The construction of China’s first third-generation nuclear plant, the Sanmen power plant, is set to begin in March, the State Nuclear Power Technology Company (SNPTC) said Thursday.
Wang Binghua, SNPTC’s chairman of the board, said the plant in east China’s Zhejiang Province was expected to generate power by August 2013. It would also become the world’s first AP1000 nuclear plant.
The AP1000 technology, designed by the US-based Westinghouse company, is an advanced technology approved by the US Nuclear Regulatory Commission, but it has never been actually used in any operating power plant.
The construction of the Haiyang nuclear power plant in Shandong province using the same AP1000 technology will also begin later this year.
The SNPTC would buy four third-generation PWRs from the Westinghouse, including its technologies, according to a contract signed last July.
Wang said the preparation work was right on track. The SNPTC had received 2.2 tons of technological documents from Westinghouse.
In addition, the company had agreed to purchase 4,000 tons of steel sheets from the country’s largest steel maker, the Baosteel, to produce safety shells.
In his visit to the SNPTC on Thursday, Chinese Vice Premier Zeng Peiyan hailed the country’s progress in the field, and appreciated the company’s negotiation efforts in introducing the third generation nuclear technologies.

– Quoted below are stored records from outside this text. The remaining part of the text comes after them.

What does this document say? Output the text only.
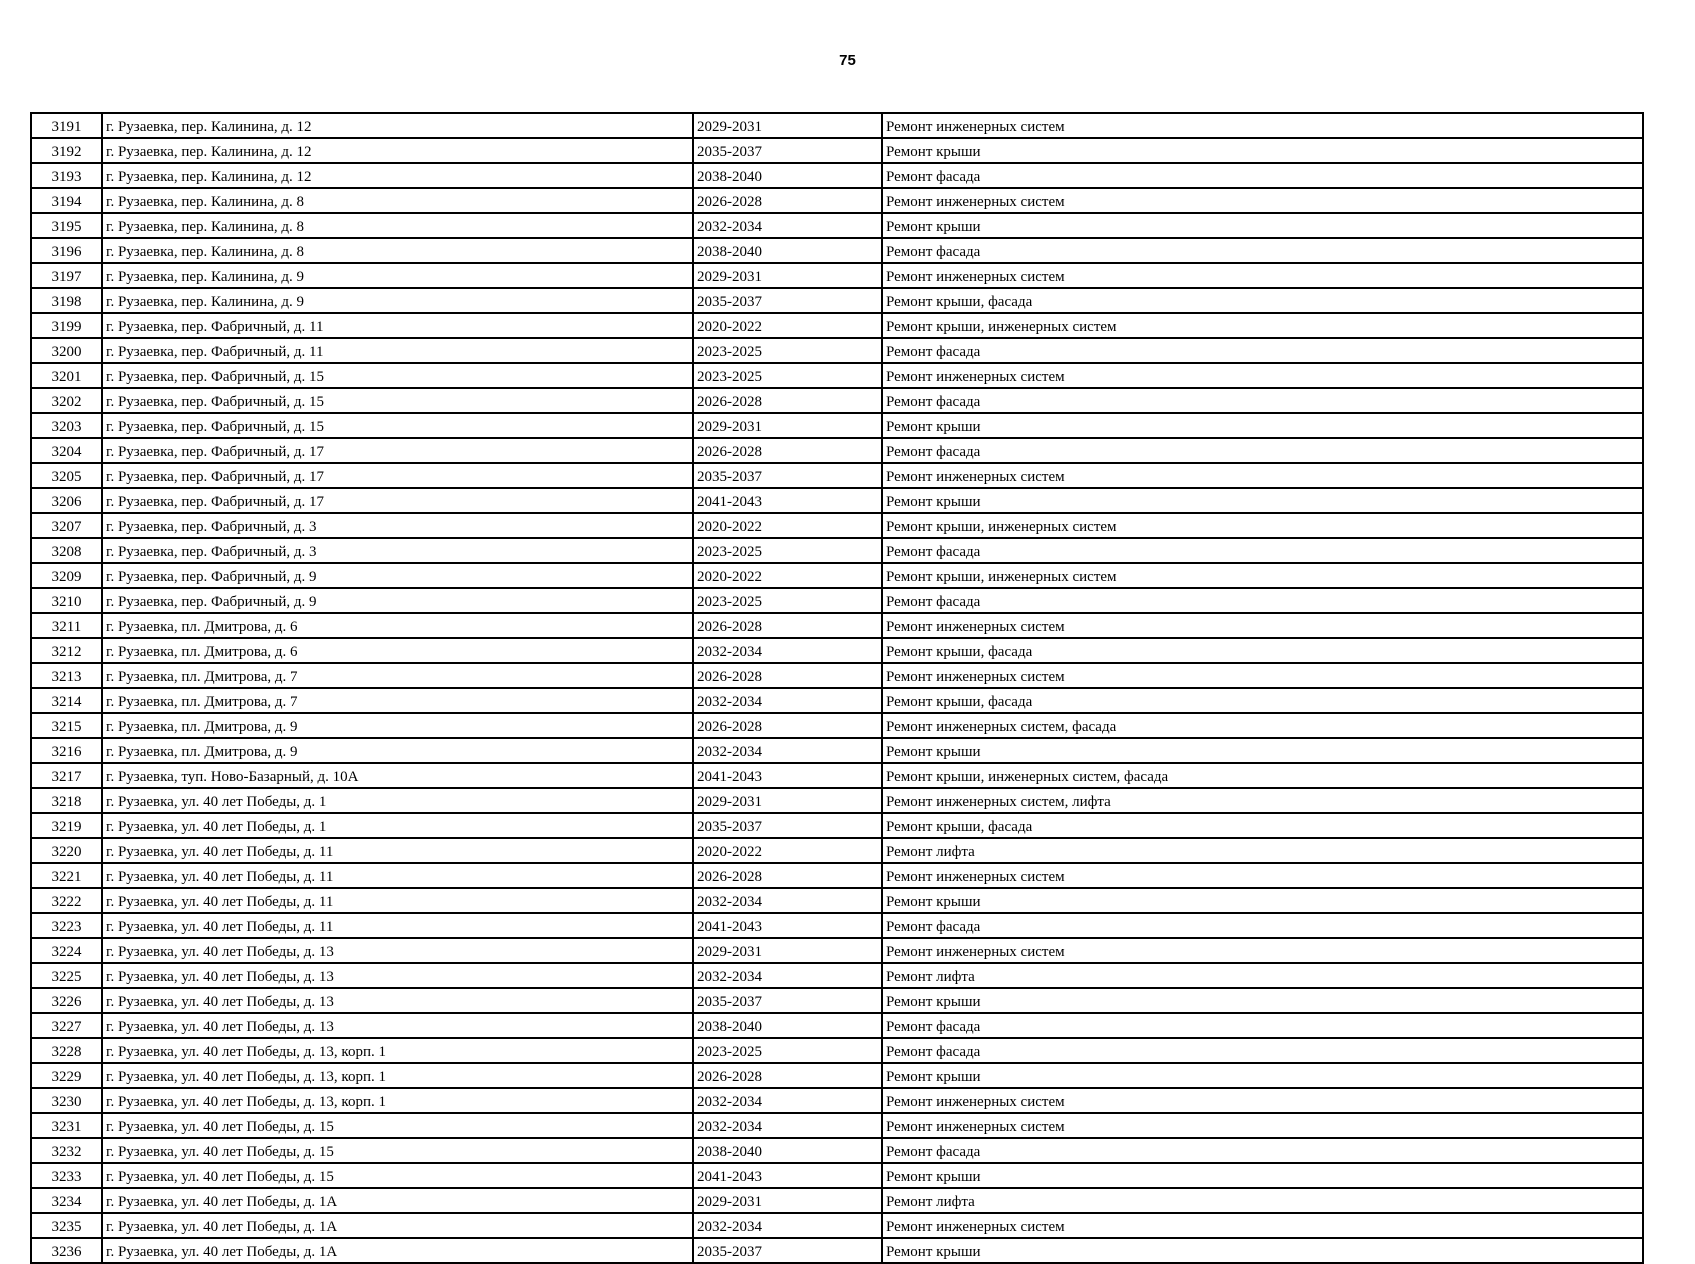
75
3191	г. Рузаевка, пер. Калинина, д. 12	2029-2031	Ремонт инженерных систем
3192	г. Рузаевка, пер. Калинина, д. 12	2035-2037	Ремонт крыши
3193	г. Рузаевка, пер. Калинина, д. 12	2038-2040	Ремонт фасада
3194	г. Рузаевка, пер. Калинина, д. 8	2026-2028	Ремонт инженерных систем
3195	г. Рузаевка, пер. Калинина, д. 8	2032-2034	Ремонт крыши
3196	г. Рузаевка, пер. Калинина, д. 8	2038-2040	Ремонт фасада
3197	г. Рузаевка, пер. Калинина, д. 9	2029-2031	Ремонт инженерных систем
3198	г. Рузаевка, пер. Калинина, д. 9	2035-2037	Ремонт крыши, фасада
3199	г. Рузаевка, пер. Фабричный, д. 11	2020-2022	Ремонт крыши, инженерных систем
3200	г. Рузаевка, пер. Фабричный, д. 11	2023-2025	Ремонт фасада
3201	г. Рузаевка, пер. Фабричный, д. 15	2023-2025	Ремонт инженерных систем
3202	г. Рузаевка, пер. Фабричный, д. 15	2026-2028	Ремонт фасада
3203	г. Рузаевка, пер. Фабричный, д. 15	2029-2031	Ремонт крыши
3204	г. Рузаевка, пер. Фабричный, д. 17	2026-2028	Ремонт фасада
3205	г. Рузаевка, пер. Фабричный, д. 17	2035-2037	Ремонт инженерных систем
3206	г. Рузаевка, пер. Фабричный, д. 17	2041-2043	Ремонт крыши
3207	г. Рузаевка, пер. Фабричный, д. 3	2020-2022	Ремонт крыши, инженерных систем
3208	г. Рузаевка, пер. Фабричный, д. 3	2023-2025	Ремонт фасада
3209	г. Рузаевка, пер. Фабричный, д. 9	2020-2022	Ремонт крыши, инженерных систем
3210	г. Рузаевка, пер. Фабричный, д. 9	2023-2025	Ремонт фасада
3211	г. Рузаевка, пл. Дмитрова, д. 6	2026-2028	Ремонт инженерных систем
3212	г. Рузаевка, пл. Дмитрова, д. 6	2032-2034	Ремонт крыши, фасада
3213	г. Рузаевка, пл. Дмитрова, д. 7	2026-2028	Ремонт инженерных систем
3214	г. Рузаевка, пл. Дмитрова, д. 7	2032-2034	Ремонт крыши, фасада
3215	г. Рузаевка, пл. Дмитрова, д. 9	2026-2028	Ремонт инженерных систем, фасада
3216	г. Рузаевка, пл. Дмитрова, д. 9	2032-2034	Ремонт крыши
3217	г. Рузаевка, туп. Ново-Базарный, д. 10А	2041-2043	Ремонт крыши, инженерных систем, фасада
3218	г. Рузаевка, ул. 40 лет Победы, д. 1	2029-2031	Ремонт инженерных систем, лифта
3219	г. Рузаевка, ул. 40 лет Победы, д. 1	2035-2037	Ремонт крыши, фасада
3220	г. Рузаевка, ул. 40 лет Победы, д. 11	2020-2022	Ремонт лифта
3221	г. Рузаевка, ул. 40 лет Победы, д. 11	2026-2028	Ремонт инженерных систем
3222	г. Рузаевка, ул. 40 лет Победы, д. 11	2032-2034	Ремонт крыши
3223	г. Рузаевка, ул. 40 лет Победы, д. 11	2041-2043	Ремонт фасада
3224	г. Рузаевка, ул. 40 лет Победы, д. 13	2029-2031	Ремонт инженерных систем
3225	г. Рузаевка, ул. 40 лет Победы, д. 13	2032-2034	Ремонт лифта
3226	г. Рузаевка, ул. 40 лет Победы, д. 13	2035-2037	Ремонт крыши
3227	г. Рузаевка, ул. 40 лет Победы, д. 13	2038-2040	Ремонт фасада
3228	г. Рузаевка, ул. 40 лет Победы, д. 13, корп. 1	2023-2025	Ремонт фасада
3229	г. Рузаевка, ул. 40 лет Победы, д. 13, корп. 1	2026-2028	Ремонт крыши
3230	г. Рузаевка, ул. 40 лет Победы, д. 13, корп. 1	2032-2034	Ремонт инженерных систем
3231	г. Рузаевка, ул. 40 лет Победы, д. 15	2032-2034	Ремонт инженерных систем
3232	г. Рузаевка, ул. 40 лет Победы, д. 15	2038-2040	Ремонт фасада
3233	г. Рузаевка, ул. 40 лет Победы, д. 15	2041-2043	Ремонт крыши
3234	г. Рузаевка, ул. 40 лет Победы, д. 1А	2029-2031	Ремонт лифта
3235	г. Рузаевка, ул. 40 лет Победы, д. 1А	2032-2034	Ремонт инженерных систем
3236	г. Рузаевка, ул. 40 лет Победы, д. 1А	2035-2037	Ремонт крыши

He also urged the company to accelerate the pace of independent development of nuclear power technologies. The SNPTC, established in May last year, was "a strategic step in improving national nuclear power system construction and promote technology independence," he said.
Related government departments, program owners and major shareholders are required to step up support to the company, he said.
China currently has 11 nuclear generating units in operation. Three of them used domestic technologies, two were equipped with Russian technologies, four with French technologies and two were Canadian designed. All of them employed the second-generation technologies.
According to the government plan, China will have an installed nuclear power capacity of 40 million kilowatts by 2020, accounting for four percent of the country’s total.